Francesco's jaw works like he's chewing glass. "The Commission?—"
"Won't need to be involved if you handle this correctly. But if Daniil pushes this, if he so much as looks at Sophia wrong, I'll call them myself. Every Don from here to New York will know you tried to sell an Italian woman to the Russians to settle your debts when you already owe to us."
The threat lands. Francesco knows what that would mean—complete loss of respect, his family name destroyed, his territory carved up by the other families like Thanksgiving turkey.
"This isn't over," he spits, but the fight has gone out of him.
"Yes," Pietro says from his chair, "it is."
Francesco turns to leave, his men falling in behind him. At the door, he stops, looking back at Sophia. "Your mother would be ashamed of you."
Sophia's spine straightens, her chin lifting. "My mother would be ashamed of you for trying to sell me to a monster."
The door slams behind them.
The silence that follows feels heavy, like the air before a storm. Pietro pours himself a drink and returns to his chair. Sophia stands frozen beside me, her breathing shallow.
"The debt," she whispers. "Is that real?"

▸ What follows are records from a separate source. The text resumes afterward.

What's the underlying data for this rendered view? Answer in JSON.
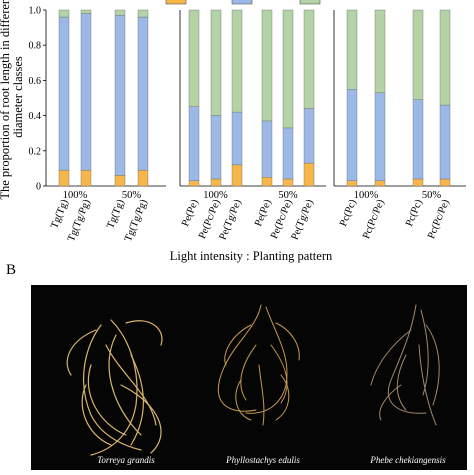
{
  "chart_data": {
    "type": "bar",
    "stacked": true,
    "ylabel": "The proportion of root length in different diameter classes",
    "xlabel": "Light intensity : Planting pattern",
    "ylim": [
      0,
      1
    ],
    "yticks": [
      "0",
      "0.2",
      "0.4",
      "0.6",
      "0.8",
      "1.0"
    ],
    "legend_position": "top",
    "colors": [
      "#f6b64a",
      "#9cb8e6",
      "#b3d3a6"
    ],
    "groups": [
      {
        "light_labels": [
          "100%",
          "50%"
        ],
        "categories": [
          "Tg(Tg)",
          "Tg(Tg/Pg)",
          "Tg(Tg)",
          "Tg(Tg/Pg)"
        ],
        "series": [
          {
            "values": [
              0.09,
              0.09,
              0.06,
              0.09
            ]
          },
          {
            "values": [
              0.87,
              0.89,
              0.91,
              0.87
            ]
          },
          {
            "values": [
              0.04,
              0.02,
              0.03,
              0.04
            ]
          }
        ]
      },
      {
        "light_labels": [
          "100%",
          "50%"
        ],
        "categories": [
          "Pe(Pe)",
          "Pe(Pc/Pe)",
          "Pe(Tg/Pe)",
          "Pe(Pe)",
          "Pe(Pc/Pe)",
          "Pe(Tg/Pe)"
        ],
        "series": [
          {
            "values": [
              0.03,
              0.04,
              0.12,
              0.05,
              0.04,
              0.13
            ]
          },
          {
            "values": [
              0.42,
              0.36,
              0.3,
              0.32,
              0.29,
              0.31
            ]
          },
          {
            "values": [
              0.55,
              0.6,
              0.58,
              0.63,
              0.67,
              0.56
            ]
          }
        ]
      },
      {
        "light_labels": [
          "100%",
          "50%"
        ],
        "categories": [
          "Pc(Pc)",
          "Pc(Pc/Pe)",
          "Pc(Pc)",
          "Pc(Pc/Pe)"
        ],
        "series": [
          {
            "values": [
              0.03,
              0.03,
              0.04,
              0.04
            ]
          },
          {
            "values": [
              0.52,
              0.5,
              0.45,
              0.42
            ]
          },
          {
            "values": [
              0.45,
              0.47,
              0.51,
              0.54
            ]
          }
        ]
      }
    ]
  },
  "panel_b": {
    "label": "B",
    "species": [
      "Torreya grandis",
      "Phyllostachys edulis",
      "Phebe chekiangensis"
    ]
  }
}
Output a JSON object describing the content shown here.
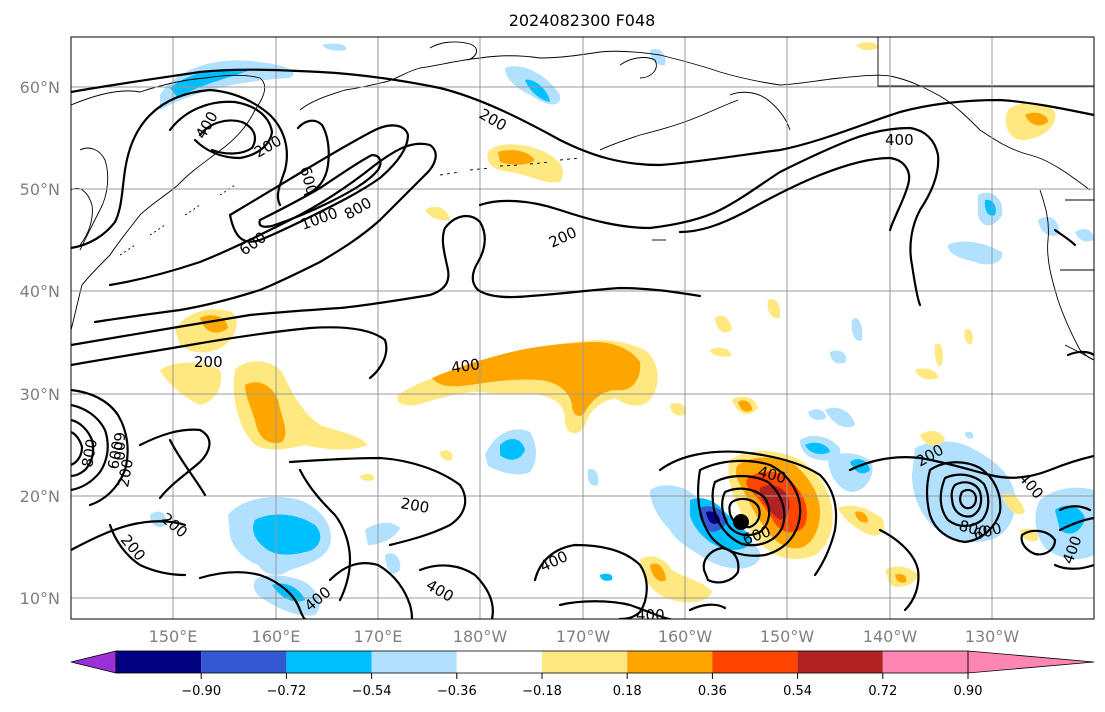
{
  "title": "2024082300 F048",
  "lat_labels": [
    "60°N",
    "50°N",
    "40°N",
    "30°N",
    "20°N",
    "10°N"
  ],
  "lon_labels": [
    "150°E",
    "160°E",
    "170°E",
    "180°W",
    "170°W",
    "160°W",
    "150°W",
    "140°W",
    "130°W"
  ],
  "colorbar": {
    "colors": [
      "#9b30d9",
      "#000080",
      "#3358d1",
      "#00bfff",
      "#b2e0ff",
      "#ffffff",
      "#ffe87f",
      "#ffa500",
      "#ff4500",
      "#b22222",
      "#ff85b3"
    ],
    "tick_labels": [
      "−0.90",
      "−0.72",
      "−0.54",
      "−0.36",
      "−0.18",
      "0.18",
      "0.36",
      "0.54",
      "0.72",
      "0.90"
    ]
  },
  "contour_labels": {
    "c1": "200",
    "c2": "400",
    "c3": "200",
    "c4": "600",
    "c5": "400",
    "c6": "1000",
    "c7": "800",
    "c8": "600",
    "c9": "200",
    "c10": "200",
    "c11": "400",
    "c12": "600",
    "c13": "800",
    "c14": "600",
    "c15": "200",
    "c16": "200",
    "c17": "200",
    "c18": "400",
    "c19": "400",
    "c20": "400",
    "c21": "400",
    "c22": "400",
    "c23": "600",
    "c24": "200",
    "c25": "400",
    "c26": "800",
    "c27": "600",
    "c28": "400",
    "c29": "400"
  }
}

"It's real." I don't look at her. Can't.
And now, we need to start planning a wedding.
When a marriage is announced in our world, it must happen. The consequences of breaking that promise...
Pietro's phone cuts through the silence like a blade. He glances at the screen, and something shifts in his expression—a crack in that perpetual mask of control.
"It's Bruno's clinic." His voice carries an edge I haven't heard in months.
We all freeze. Bruno's been in a coma since his wedding day, when bullets meant for Lucrezia caught him instead. The doctors said if he ever woke up, it would be a miracle.
Pietro answers, putting it on speaker without preamble. "Sartori."
Static crackles, then a voice that makes my blood run cold.
"Come and take me from this fucking place."
Bruno.
"Bruno?" Pietro's voice cracks on the name.
"Did I stutter?" The fury in Bruno's voice could melt steel. "Get me out of here. Now."